Directeur de Projet by VISEO

Thought Leadership

The role of the Project Manager in the development of SAP teams' skills

How does the project manager help teams to develop their skills at VISEO? An article by Nadine Lamielle, SAP IT Project Manager & Executive Director VISEO

Nadine Lamielle, IT Project Manager SAP & Executive Director VISEO, talks about the role of the Project Manager.

The function of director or project manager is particular, because without hierarchical power, we are transversal managers. A difficult but truly exciting role, where routine does not exist, because we are constantly in action.

You need strong personal qualities such as listening and the ability to set people in motion... in short, leadership!

Indeed, it is above all on a daily basis that a working relationship is built: missions and projects are therefore the ideal playground for VISEO to help consultants progress.

Even if this so-called "close" management requires time and energy, this is one of the major expectations of employees. They expect a lot from project managers in this area; they rely on us as much as on their direct line managers or HR correspondents.

A large majority of managers are also delighted to discover that training and upgrading teams is part of their duties, which is the most rewarding part of this exercise.

Strengthen skills through feedback rather than evaluation

Rather than monitoring, evaluating and eventually sanctioning, the idea is to position yourself as a true "coach", to become a manager who accompanies, shows and creates triggers.

It means recognizing the professional results of your employees: telling them, showing them the interest of their contribution, asking them to formalize it in the form of "good practice" in order to share it with others.

The art of coaching is to know how to give meaning to the work of your team. By offering regular feedback, employees are able to succeed. Experiences lived as a "challenge", a "performance" allow us to say: "I did it, and I succeeded!

By highlighting his strengths, he is allowed to believe in his success. The aim is to create optimal, positive and consolidating experiences that strengthen the employee's self-confidence - the repetition of even the slightest failure leads the individual to withdrawal or discouragement.

To do this, you must choose a concrete experience in an action to be carried out (organize a demo, write a specification, lead a training session, etc.) and a relational experience (the action must create a link with a manager, a client, with another team, etc.).
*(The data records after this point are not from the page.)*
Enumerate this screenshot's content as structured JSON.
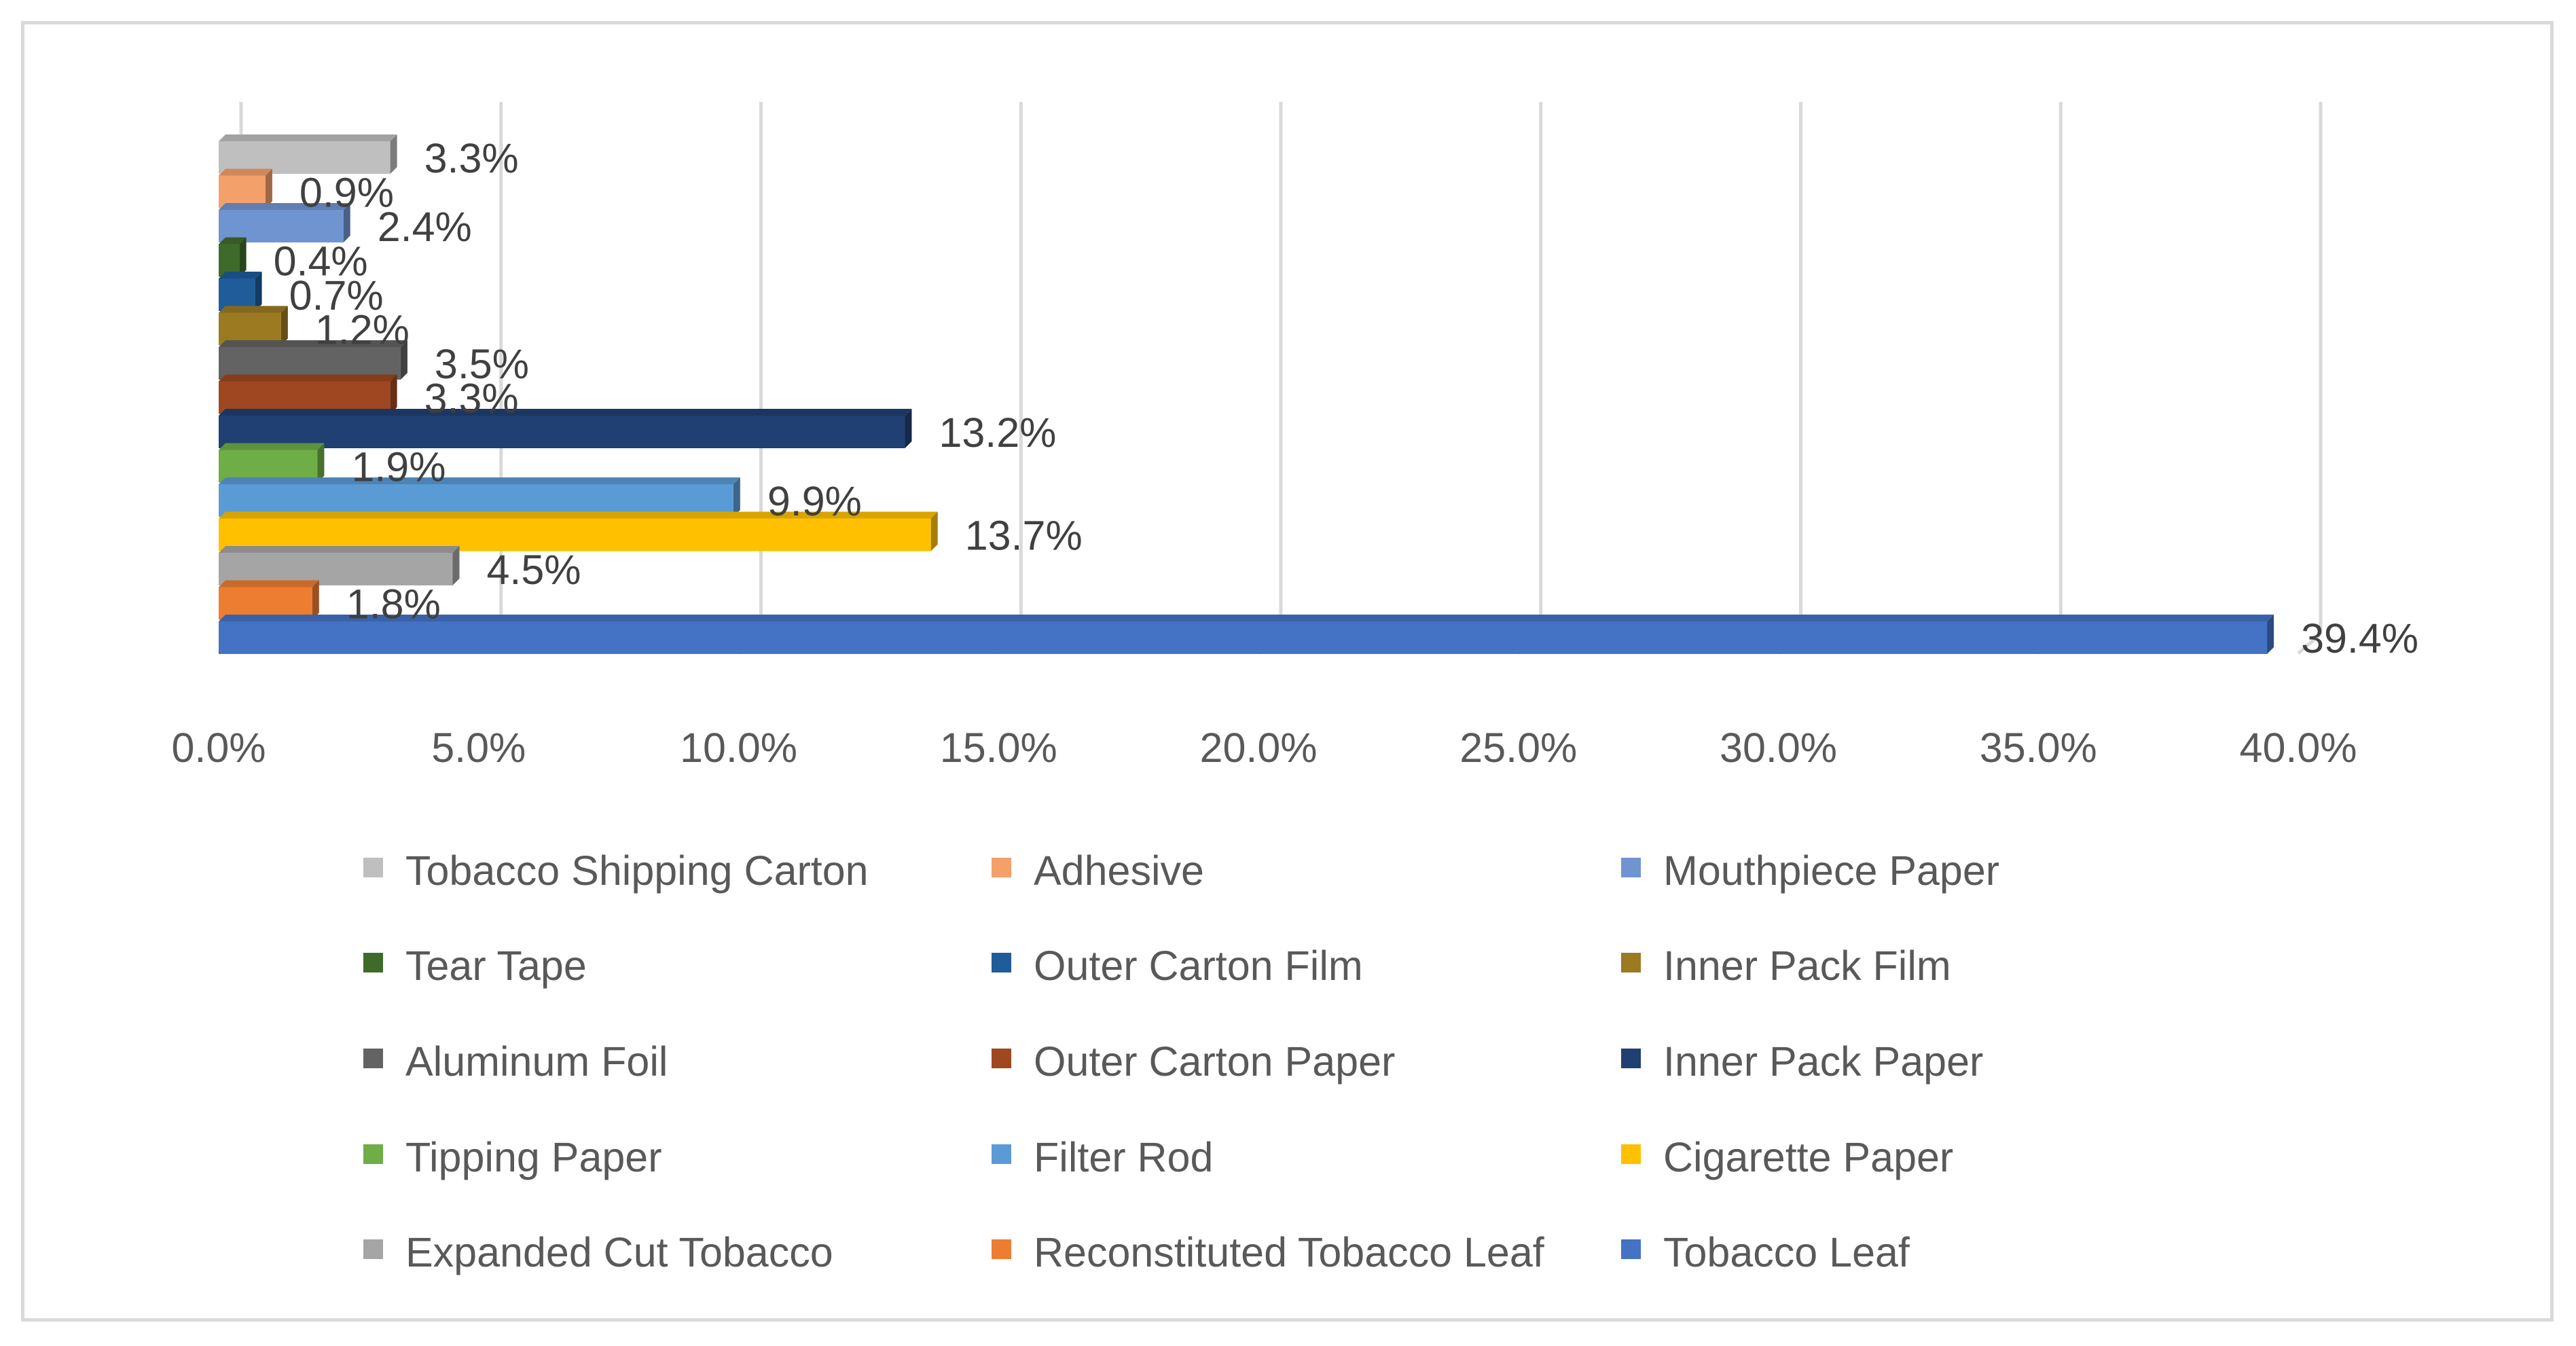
{
  "chart_data": {
    "type": "bar",
    "orientation": "horizontal",
    "style": "3d",
    "title": "",
    "xlabel": "",
    "ylabel": "",
    "xlim": [
      0,
      40
    ],
    "x_ticks": [
      "0.0%",
      "5.0%",
      "10.0%",
      "15.0%",
      "20.0%",
      "25.0%",
      "30.0%",
      "35.0%",
      "40.0%"
    ],
    "grid": true,
    "legend_position": "bottom",
    "series": [
      {
        "name": "Tobacco Shipping Carton",
        "value": 3.3,
        "label": "3.3%",
        "color": "#bfbfbf"
      },
      {
        "name": "Adhesive",
        "value": 0.9,
        "label": "0.9%",
        "color": "#f4a06a"
      },
      {
        "name": "Mouthpiece Paper",
        "value": 2.4,
        "label": "2.4%",
        "color": "#7094d0"
      },
      {
        "name": "Tear Tape",
        "value": 0.4,
        "label": "0.4%",
        "color": "#3f6b2a"
      },
      {
        "name": "Outer Carton Film",
        "value": 0.7,
        "label": "0.7%",
        "color": "#1f5c99"
      },
      {
        "name": "Inner Pack Film",
        "value": 1.2,
        "label": "1.2%",
        "color": "#9c7a22"
      },
      {
        "name": "Aluminum Foil",
        "value": 3.5,
        "label": "3.5%",
        "color": "#636363"
      },
      {
        "name": "Outer Carton Paper",
        "value": 3.3,
        "label": "3.3%",
        "color": "#9e4720"
      },
      {
        "name": "Inner Pack Paper",
        "value": 13.2,
        "label": "13.2%",
        "color": "#203f72"
      },
      {
        "name": "Tipping Paper",
        "value": 1.9,
        "label": "1.9%",
        "color": "#6fad47"
      },
      {
        "name": "Filter Rod",
        "value": 9.9,
        "label": "9.9%",
        "color": "#5b9bd5"
      },
      {
        "name": "Cigarette Paper",
        "value": 13.7,
        "label": "13.7%",
        "color": "#ffc000"
      },
      {
        "name": "Expanded Cut Tobacco",
        "value": 4.5,
        "label": "4.5%",
        "color": "#a5a5a5"
      },
      {
        "name": "Reconstituted Tobacco Leaf",
        "value": 1.8,
        "label": "1.8%",
        "color": "#ed7d31"
      },
      {
        "name": "Tobacco Leaf",
        "value": 39.4,
        "label": "39.4%",
        "color": "#4472c4"
      }
    ]
  }
}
As several VISEO collaborators work on the same subjects or interact on common projects, sharing and feedback on these experiences allows everyone to value their achievements but also to continue to learn by considering the experiences of others.

This positive self-representation acts as a stimulus and becomes a strong motivator.

Strengthen skills by setting expectations

In the consulting business, posture is just as important as expertise. The project manager-supervisor therefore has a major role in transmitting the form, the method, in short the "how".

Because he has been able to be a consultant himself in the past, and therefore knows the difficulties of this profession, the Project Manager is able to put himself in the position of a collaborator and thus to better help him. He gives useful and understandable advice, and makes sure not to go too fast by explaining things that would have become obvious to him.

The instructions must be really clear, it is necessary to detail the expectations in terms of behaviour in this or that situation. The questions and reformulation will help to better describe the target, clarify the method and the type of result desired.

The Project Manager knows how to communicate, he is able to listen. It must really be open to others on a daily basis and thus take care of people taking into account their differences, personality and aspirations. It can vary, adapt methods for learning.

Building skills by giving perspective

It takes time to develop skills; it is a question of climbing step by step, marking out one's path with accessible victories: this is the policy of small steps and the butterfly effect!

This implies setting up regular moments of support and follow-up well beyond the two annual meetings. This approach must be clearly explained, it is beneficial for teams because it allows everyone to evolve, to reframe their objectives and the personalized means to be implemented in order to progress.

Like a coach, the project manager must regularly review the actions and achievements of the teams to highlight what has been well done, successes, but also what could have been done differently, wishes, perspectives, etc...

It is a question of multiplying micro-interviews to follow the teams as closely as possible (ideally once a month), to identify the "weak signals" relating to a demotivation, or to let them know that they are on the right track.

The team then gets used to being in a permanent learning loop.

Recognizing and above all valuing is an integral part of a group's motivation.

The ideal is to succeed in creating the conditions for an employee to feel pride in telling about his success, and also about the difficulties he has overcome.

... So YES to bring emotions such as cheerfulness, recognition, esteem and positive feedback into relationships with your team!!!! That's what I'm trying to do as a project manager at VISEO.